As Harris was parachuted into the candidacy after Biden’s withdrawal from the race, she has not been subject to the same political scrutiny as she would have been in a typical race for the Democratic presidential nomination. This makes it difficult to discern her exact position on issues outside of those informing the electoral narrative. With two weeks to go, we likely won’t get a proper read on the climate stance of a Harris presidency unless she is elected.

Donald Trump

On Donald Trump’s position on the climate crisis, however, there is no equivocation. The former president clearly does not believe this disaster is real. During his 2017-21 administration, Trump withdrew the US from the 2015 Paris Climate Agreement (which it re-entered under Biden) and rolled back several of the US’s environmental protections. His approach to the extraction of fossil fuels was explicit: “drill, baby, drill”. A second Trump presidency will likely bring a similarly insouciant approach to the reduction of US carbon emissions.

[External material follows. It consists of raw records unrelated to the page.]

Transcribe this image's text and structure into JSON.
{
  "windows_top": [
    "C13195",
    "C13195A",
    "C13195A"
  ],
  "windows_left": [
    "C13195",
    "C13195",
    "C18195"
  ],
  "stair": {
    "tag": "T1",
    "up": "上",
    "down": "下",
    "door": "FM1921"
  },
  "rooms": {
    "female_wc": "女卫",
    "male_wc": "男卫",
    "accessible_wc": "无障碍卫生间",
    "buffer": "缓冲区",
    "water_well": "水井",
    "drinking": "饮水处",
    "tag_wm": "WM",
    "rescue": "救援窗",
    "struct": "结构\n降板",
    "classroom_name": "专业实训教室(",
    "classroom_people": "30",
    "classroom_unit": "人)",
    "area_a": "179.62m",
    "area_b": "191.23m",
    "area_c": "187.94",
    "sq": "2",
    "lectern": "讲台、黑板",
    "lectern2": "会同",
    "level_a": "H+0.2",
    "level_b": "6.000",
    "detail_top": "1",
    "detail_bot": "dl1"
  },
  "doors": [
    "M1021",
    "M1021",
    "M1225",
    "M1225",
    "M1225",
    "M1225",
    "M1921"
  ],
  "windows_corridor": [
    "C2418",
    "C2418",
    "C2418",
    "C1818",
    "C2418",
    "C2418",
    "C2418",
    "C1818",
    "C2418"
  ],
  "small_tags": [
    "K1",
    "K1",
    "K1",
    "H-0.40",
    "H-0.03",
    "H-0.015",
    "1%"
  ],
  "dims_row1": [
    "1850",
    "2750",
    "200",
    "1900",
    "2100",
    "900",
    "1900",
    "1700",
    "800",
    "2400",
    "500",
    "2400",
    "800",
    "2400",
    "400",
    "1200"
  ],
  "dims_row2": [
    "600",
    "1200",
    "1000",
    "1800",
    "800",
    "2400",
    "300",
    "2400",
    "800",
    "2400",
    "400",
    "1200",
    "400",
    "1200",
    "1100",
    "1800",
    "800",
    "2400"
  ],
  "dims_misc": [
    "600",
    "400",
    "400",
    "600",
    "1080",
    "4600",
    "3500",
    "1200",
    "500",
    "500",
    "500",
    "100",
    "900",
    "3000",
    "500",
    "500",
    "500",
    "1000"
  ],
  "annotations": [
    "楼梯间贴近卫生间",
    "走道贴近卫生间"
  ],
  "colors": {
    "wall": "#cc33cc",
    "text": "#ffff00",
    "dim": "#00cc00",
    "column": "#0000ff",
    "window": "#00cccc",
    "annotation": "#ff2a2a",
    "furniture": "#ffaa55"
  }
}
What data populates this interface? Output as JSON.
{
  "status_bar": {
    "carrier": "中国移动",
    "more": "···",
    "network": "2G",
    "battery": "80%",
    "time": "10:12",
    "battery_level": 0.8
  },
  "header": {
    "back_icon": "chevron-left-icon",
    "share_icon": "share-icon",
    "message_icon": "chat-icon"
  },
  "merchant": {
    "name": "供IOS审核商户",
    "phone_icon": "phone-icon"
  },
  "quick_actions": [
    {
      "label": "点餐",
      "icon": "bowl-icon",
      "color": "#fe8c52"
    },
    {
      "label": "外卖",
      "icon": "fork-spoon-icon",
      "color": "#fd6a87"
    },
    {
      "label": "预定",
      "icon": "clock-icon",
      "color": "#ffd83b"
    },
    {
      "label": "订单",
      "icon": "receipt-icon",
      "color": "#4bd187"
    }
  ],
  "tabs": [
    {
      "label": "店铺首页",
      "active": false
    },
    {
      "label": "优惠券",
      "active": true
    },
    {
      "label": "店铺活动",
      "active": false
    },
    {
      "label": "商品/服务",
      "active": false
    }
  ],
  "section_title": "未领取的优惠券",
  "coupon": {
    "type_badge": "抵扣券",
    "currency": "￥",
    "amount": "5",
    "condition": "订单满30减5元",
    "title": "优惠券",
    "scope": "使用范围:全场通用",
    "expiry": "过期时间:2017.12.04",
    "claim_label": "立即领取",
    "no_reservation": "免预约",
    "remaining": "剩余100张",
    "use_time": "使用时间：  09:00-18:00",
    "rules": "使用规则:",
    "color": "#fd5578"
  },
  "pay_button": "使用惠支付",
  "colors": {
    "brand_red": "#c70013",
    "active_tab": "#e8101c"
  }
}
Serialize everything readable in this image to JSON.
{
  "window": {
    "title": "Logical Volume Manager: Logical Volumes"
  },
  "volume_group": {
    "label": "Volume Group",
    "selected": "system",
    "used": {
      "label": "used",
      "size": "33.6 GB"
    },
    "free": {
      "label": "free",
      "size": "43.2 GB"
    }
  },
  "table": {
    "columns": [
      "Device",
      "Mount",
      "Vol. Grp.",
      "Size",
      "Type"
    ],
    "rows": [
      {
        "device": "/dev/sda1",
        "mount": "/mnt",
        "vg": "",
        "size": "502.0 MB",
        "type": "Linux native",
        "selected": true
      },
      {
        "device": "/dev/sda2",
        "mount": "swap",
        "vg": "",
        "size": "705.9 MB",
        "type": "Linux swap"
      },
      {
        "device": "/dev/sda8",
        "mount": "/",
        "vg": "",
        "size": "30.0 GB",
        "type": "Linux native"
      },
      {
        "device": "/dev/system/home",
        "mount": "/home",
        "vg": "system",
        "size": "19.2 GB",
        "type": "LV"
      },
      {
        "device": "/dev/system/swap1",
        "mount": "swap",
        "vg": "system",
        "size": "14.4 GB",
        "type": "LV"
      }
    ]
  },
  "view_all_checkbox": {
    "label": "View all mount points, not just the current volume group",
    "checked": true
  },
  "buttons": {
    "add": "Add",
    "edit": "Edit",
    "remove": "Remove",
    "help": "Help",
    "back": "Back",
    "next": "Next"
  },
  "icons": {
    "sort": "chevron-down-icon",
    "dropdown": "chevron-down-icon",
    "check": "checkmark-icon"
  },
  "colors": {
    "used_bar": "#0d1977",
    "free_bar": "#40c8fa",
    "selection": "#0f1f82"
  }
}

Indeed, it seems as though Trump’s climate denialism has been ramped up in his quest for a second term in office. During the 2024 campaign, the former president described the climate crisis as “one of the great scams” and said the threat of “nuclear warming”, not global warming, would be “the warming that you’re going to have to be very careful with”. (It should be noted that nuclear power plants produce almost no carbon emissions).

So what next?

There is a more positive outlook emanating from the Harris campaign on climate issues than there is from Team Trump. His administration would likely be disastrous for limiting the rise of global temperatures; a Harris victory would prove more encouraging. But an empty victory, for the Democrat’s election does not guarantee the US will be in the clear on the climate. If she is elected on 5 November, Harris will have a thankless task ahead of her in reducing America’s contribution to this spiralling global crisis.